En la obra, la idea de la otredad se encarna en Dioniso, un dios que, aunque nació en Tebas, en muchos sentidos no es estrictamente griego, ya que fue criado en Oriente, y está pleno de características que resultan ajenas a la civilización griega, como la naturaleza salvaje, el éxtasis, lo animal. Así Dioniso configura un símbolo de lo desconocido, lo ajeno, lo misterioso: lo Otro.

La presencia de esta otredad vinculada al mundo no griego se presenta en la obra, desde el inicio, en términos también espaciales. La configuración del espacio muestra al palacio y, en uno de sus laterales, un camino que conduce a la ciudad, símbolo de la civilización griega. Al otro lado, el camino conduce al desierto, territorio de las bacantes y, más allá, el Oriente, lo desconocido. Estos dos caminos enfrentan la civilización helénica (griega antigua) al mundo desconocido, asociado a Oriente, que en este contexto configura la idea de lo Otro. La otredad también se materializa en esta obra en el coro, compuesto por un grupo de mujeres extranjeras, devotas de este dios. Estos elementos eran exóticos y extraños para el público griego de la época, y construyen entonces una atmósfera donde prima lo desconocido.

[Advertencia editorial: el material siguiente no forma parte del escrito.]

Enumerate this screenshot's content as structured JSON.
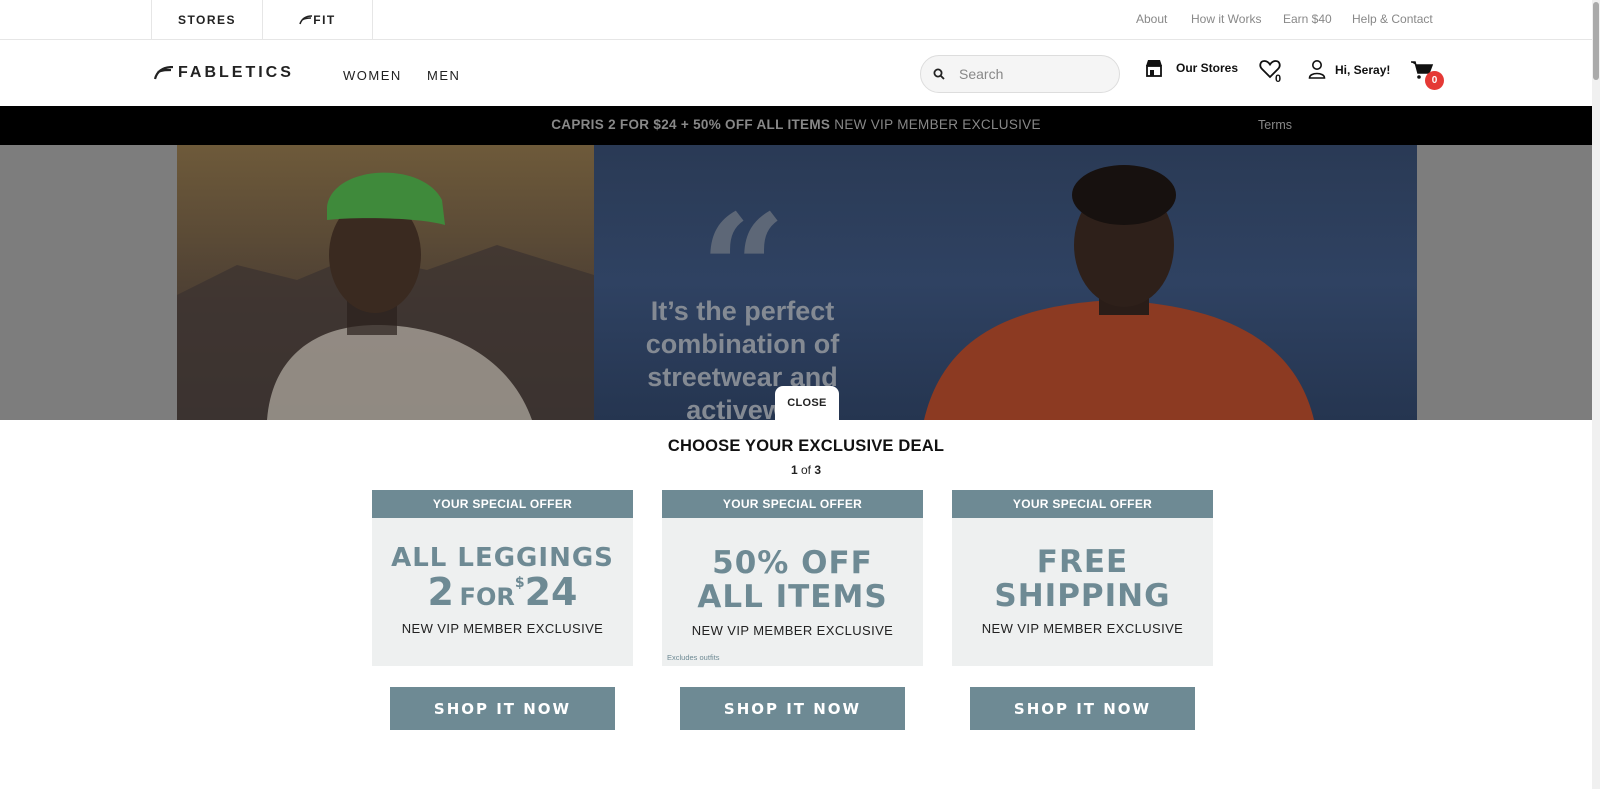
{
  "topbar": {
    "tabs": [
      {
        "label": "STORES"
      },
      {
        "label": "FIT"
      }
    ],
    "links": [
      "About",
      "How it Works",
      "Earn $40",
      "Help & Contact"
    ]
  },
  "nav": {
    "logo": "FABLETICS",
    "links": [
      "WOMEN",
      "MEN"
    ],
    "search_placeholder": "Search",
    "stores_label": "Our Stores",
    "wishlist_count": "0",
    "greeting": "Hi, Seray!",
    "cart_count": "0"
  },
  "promo": {
    "bold": "CAPRIS 2 FOR $24 + 50% OFF ALL ITEMS",
    "rest": "NEW VIP MEMBER EXCLUSIVE",
    "terms": "Terms"
  },
  "hero": {
    "quote": "It’s the perfect combination of streetwear and activewe"
  },
  "modal": {
    "close_label": "CLOSE",
    "title": "CHOOSE YOUR EXCLUSIVE DEAL",
    "pager_current": "1",
    "pager_of": "of",
    "pager_total": "3",
    "cards": [
      {
        "head": "YOUR SPECIAL OFFER",
        "line1": "ALL LEGGINGS",
        "line2a": "2",
        "line2b": "FOR",
        "line2c": "$",
        "line2d": "24",
        "sub": "NEW VIP MEMBER EXCLUSIVE",
        "button": "SHOP IT NOW"
      },
      {
        "head": "YOUR SPECIAL OFFER",
        "line1": "50% OFF",
        "line2": "ALL ITEMS",
        "sub": "NEW VIP MEMBER EXCLUSIVE",
        "note": "Excludes outfits",
        "button": "SHOP IT NOW"
      },
      {
        "head": "YOUR SPECIAL OFFER",
        "line1": "FREE",
        "line2": "SHIPPING",
        "sub": "NEW VIP MEMBER EXCLUSIVE",
        "button": "SHOP IT NOW"
      }
    ]
  },
  "colors": {
    "accent": "#6e8a94",
    "card_bg": "#eef0f0",
    "badge": "#e53935",
    "promo_bg": "#000000"
  }
}
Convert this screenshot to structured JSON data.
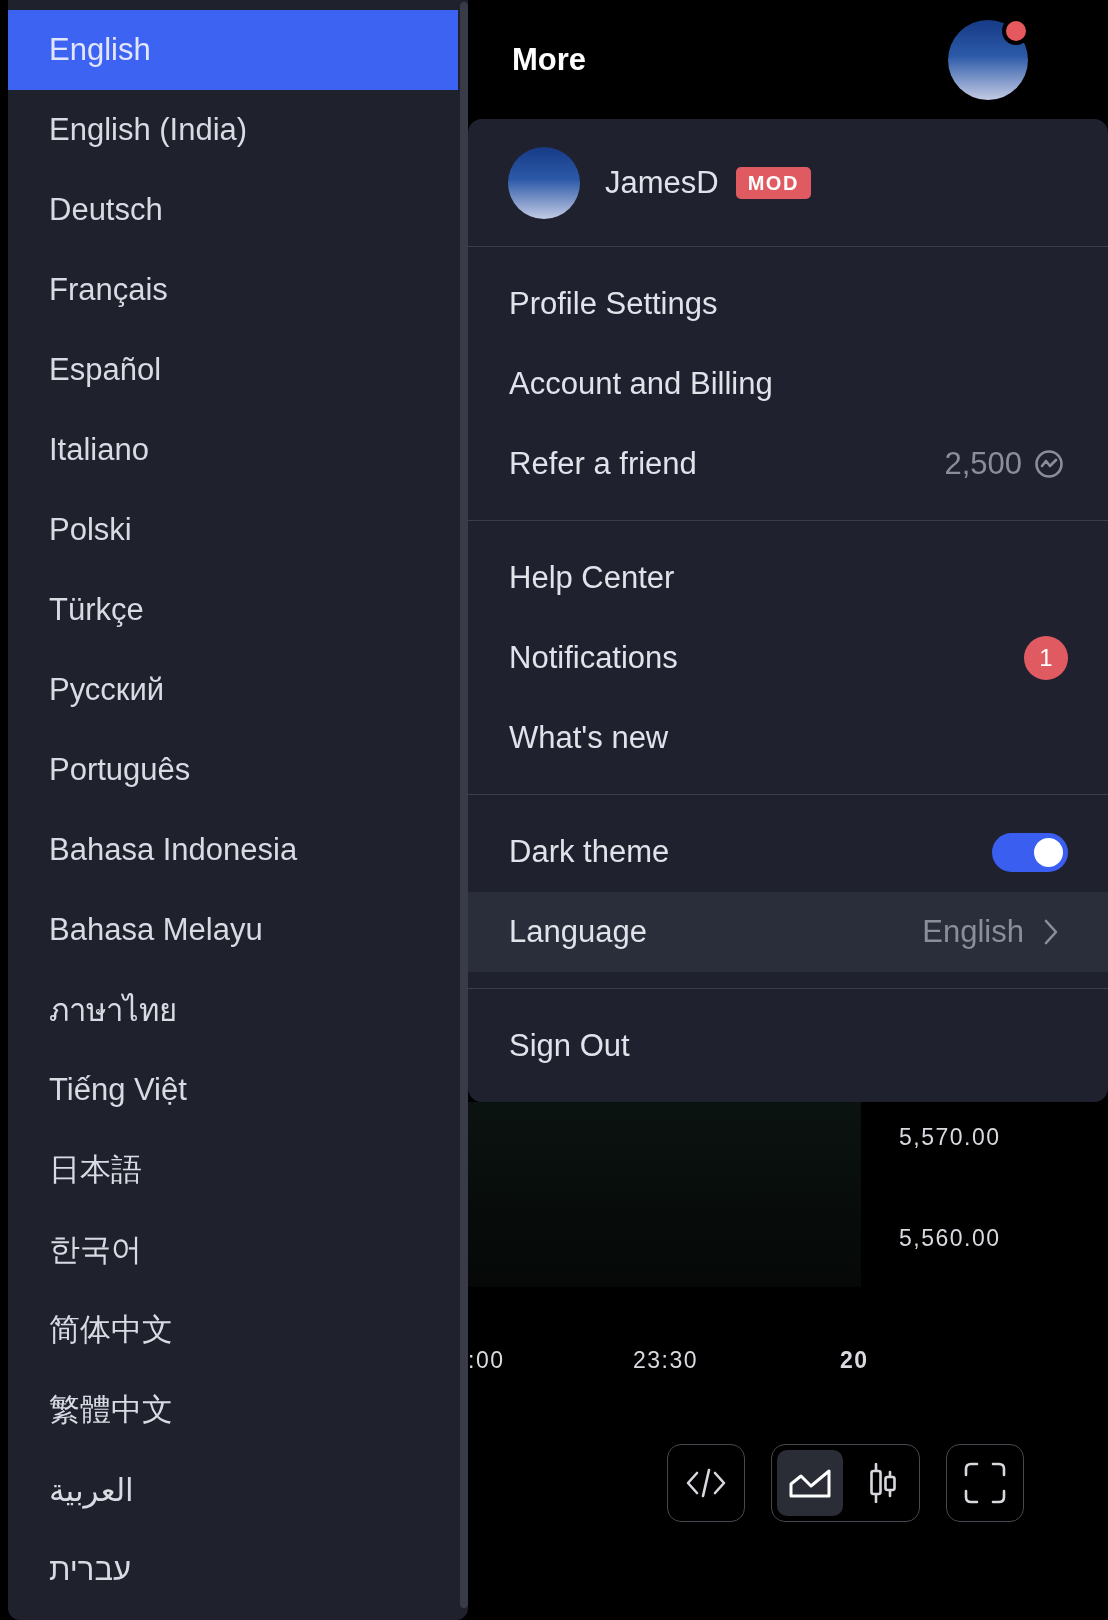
{
  "language_menu": {
    "items": [
      {
        "label": "English",
        "selected": true
      },
      {
        "label": "English (India)",
        "selected": false
      },
      {
        "label": "Deutsch",
        "selected": false
      },
      {
        "label": "Français",
        "selected": false
      },
      {
        "label": "Español",
        "selected": false
      },
      {
        "label": "Italiano",
        "selected": false
      },
      {
        "label": "Polski",
        "selected": false
      },
      {
        "label": "Türkçe",
        "selected": false
      },
      {
        "label": "Русский",
        "selected": false
      },
      {
        "label": "Português",
        "selected": false
      },
      {
        "label": "Bahasa Indonesia",
        "selected": false
      },
      {
        "label": "Bahasa Melayu",
        "selected": false
      },
      {
        "label": "ภาษาไทย",
        "selected": false
      },
      {
        "label": "Tiếng Việt",
        "selected": false
      },
      {
        "label": "日本語",
        "selected": false
      },
      {
        "label": "한국어",
        "selected": false
      },
      {
        "label": "简体中文",
        "selected": false
      },
      {
        "label": "繁體中文",
        "selected": false
      },
      {
        "label": "العربية",
        "selected": false
      },
      {
        "label": "עברית",
        "selected": false
      }
    ]
  },
  "header": {
    "title": "More",
    "avatar": {
      "notification_dot": true
    }
  },
  "account_menu": {
    "profile": {
      "name": "JamesD",
      "badge": "MOD"
    },
    "sections": [
      {
        "items": [
          {
            "kind": "link",
            "label": "Profile Settings"
          },
          {
            "kind": "link",
            "label": "Account and Billing"
          },
          {
            "kind": "reward",
            "label": "Refer a friend",
            "value": "2,500"
          }
        ]
      },
      {
        "items": [
          {
            "kind": "link",
            "label": "Help Center"
          },
          {
            "kind": "count",
            "label": "Notifications",
            "count": "1"
          },
          {
            "kind": "link",
            "label": "What's new"
          }
        ]
      },
      {
        "items": [
          {
            "kind": "toggle",
            "label": "Dark theme",
            "on": true
          },
          {
            "kind": "submenu",
            "label": "Language",
            "value": "English",
            "expanded": true
          }
        ]
      },
      {
        "items": [
          {
            "kind": "link",
            "label": "Sign Out"
          }
        ]
      }
    ]
  },
  "chart": {
    "price_labels": [
      "5,570.00",
      "5,560.00"
    ],
    "time_labels": [
      {
        "kind": "time",
        "label": ":00"
      },
      {
        "kind": "time",
        "label": "23:30"
      },
      {
        "kind": "day",
        "label": "20"
      }
    ]
  },
  "toolbar": {
    "buttons": [
      {
        "kind": "embed"
      },
      {
        "kind": "group",
        "options": [
          {
            "kind": "area",
            "selected": true
          },
          {
            "kind": "candles",
            "selected": false
          }
        ]
      },
      {
        "kind": "fullscreen"
      }
    ]
  }
}
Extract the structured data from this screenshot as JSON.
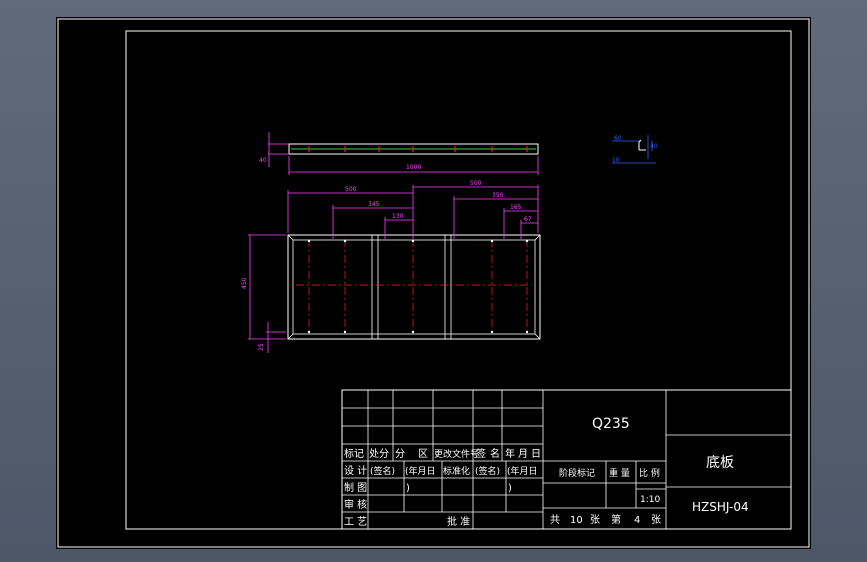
{
  "colors": {
    "background": "#000000",
    "frame": "#ffffff",
    "dimension": "#ff40ff",
    "centerline": "#ff2020",
    "section": "#3b5bff",
    "part_line": "#ffff66"
  },
  "top_view": {
    "thickness_label": "40",
    "length_label": "1000"
  },
  "section_view": {
    "labels": [
      "60",
      "40",
      "10"
    ]
  },
  "plan_view": {
    "dim_left_half": "500",
    "dim_right_half": "500",
    "dim_345": "345",
    "dim_130": "130",
    "dim_350": "350",
    "dim_165": "165",
    "dim_67": "67",
    "dim_height": "450",
    "dim_bottom": "25"
  },
  "title_block": {
    "material": "Q235",
    "part_name": "底板",
    "drawing_number": "HZSHJ-04",
    "header_row": [
      "标记",
      "处分",
      "分",
      "区",
      "更改文件号",
      "签",
      "名",
      "年",
      "月",
      "日"
    ],
    "design_row": [
      "设 计",
      "(签名)",
      "(年月日",
      "标准化",
      "(签名)",
      "(年月日"
    ],
    "drawing_row": [
      "制 图",
      ")",
      ")"
    ],
    "check_row": [
      "审 核"
    ],
    "process_row": [
      "工 艺",
      "批 准"
    ],
    "stage_label": "阶段标记",
    "weight_label": "重 量",
    "scale_label": "比 例",
    "scale_value": "1:10",
    "sheet_info": [
      "共",
      "10",
      "张",
      "第",
      "4",
      "张"
    ]
  }
}
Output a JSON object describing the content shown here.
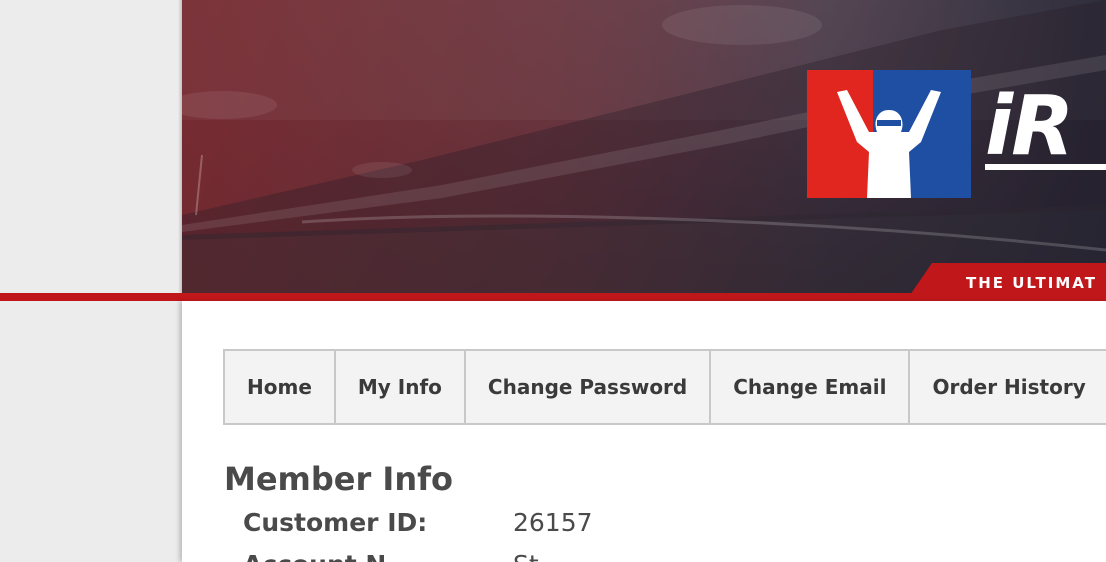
{
  "banner": {
    "brand_text": "iR",
    "tagline": "THE ULTIMAT",
    "colors": {
      "accent_red": "#c0171b",
      "logo_blue": "#1f4fa3",
      "logo_red": "#e0261f"
    }
  },
  "nav": {
    "items": [
      {
        "label": "Home"
      },
      {
        "label": "My Info"
      },
      {
        "label": "Change Password"
      },
      {
        "label": "Change Email"
      },
      {
        "label": "Order History"
      }
    ]
  },
  "member_info": {
    "title": "Member Info",
    "fields": [
      {
        "label": "Customer ID:",
        "value": "26157"
      },
      {
        "label": "Account N",
        "value": "St"
      }
    ]
  }
}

En términos temáticos, podría decirse que la idea de otredad funciona en la obra en términos conflictivos, es el motor del antagonismo entre los personajes principales. Por el arco trágico que traza Penteo, lo que la pieza parece plantear es que negar la entidad de la otredad solo lleva a la propia perdición, y el camino de la sabiduría implica reconocer una unidad o mismidad entre lo que a priori se presenta distinto. Negar lo otro acaba siendo privarse de reconocer fuerzas o rasgos hasta entonces desconocidos en uno mismo, por lo que negar la otredad es en verdad negarse a uno mismo.

El orden vs. el caos

El orden y el caos —o, respectivamente, el mundo civilizado y el mundo salvaje— configuran una oposición temática importante de la obra. Penteo rechaza el caos que instala el culto dionisíaco en Tebas, y habla de la necesidad de restablecer el orden. Según él, todo lo relativo a Dioniso debe desarraigarse en tanto subvierte las normas establecidas hasta el momento. Pero aunque el joven rey denuncia los ritos dionisíacos por irracionales —esto es: caóticos—, se observa muy rápidamente que él está lejos de ser racional. En sus actos se percibe que su motor es tan pasional como aquello que condena. En efecto, su accionar contra Dioniso no hace sino desatar un caos atroz que acaba con él y con su estirpe en el palacio.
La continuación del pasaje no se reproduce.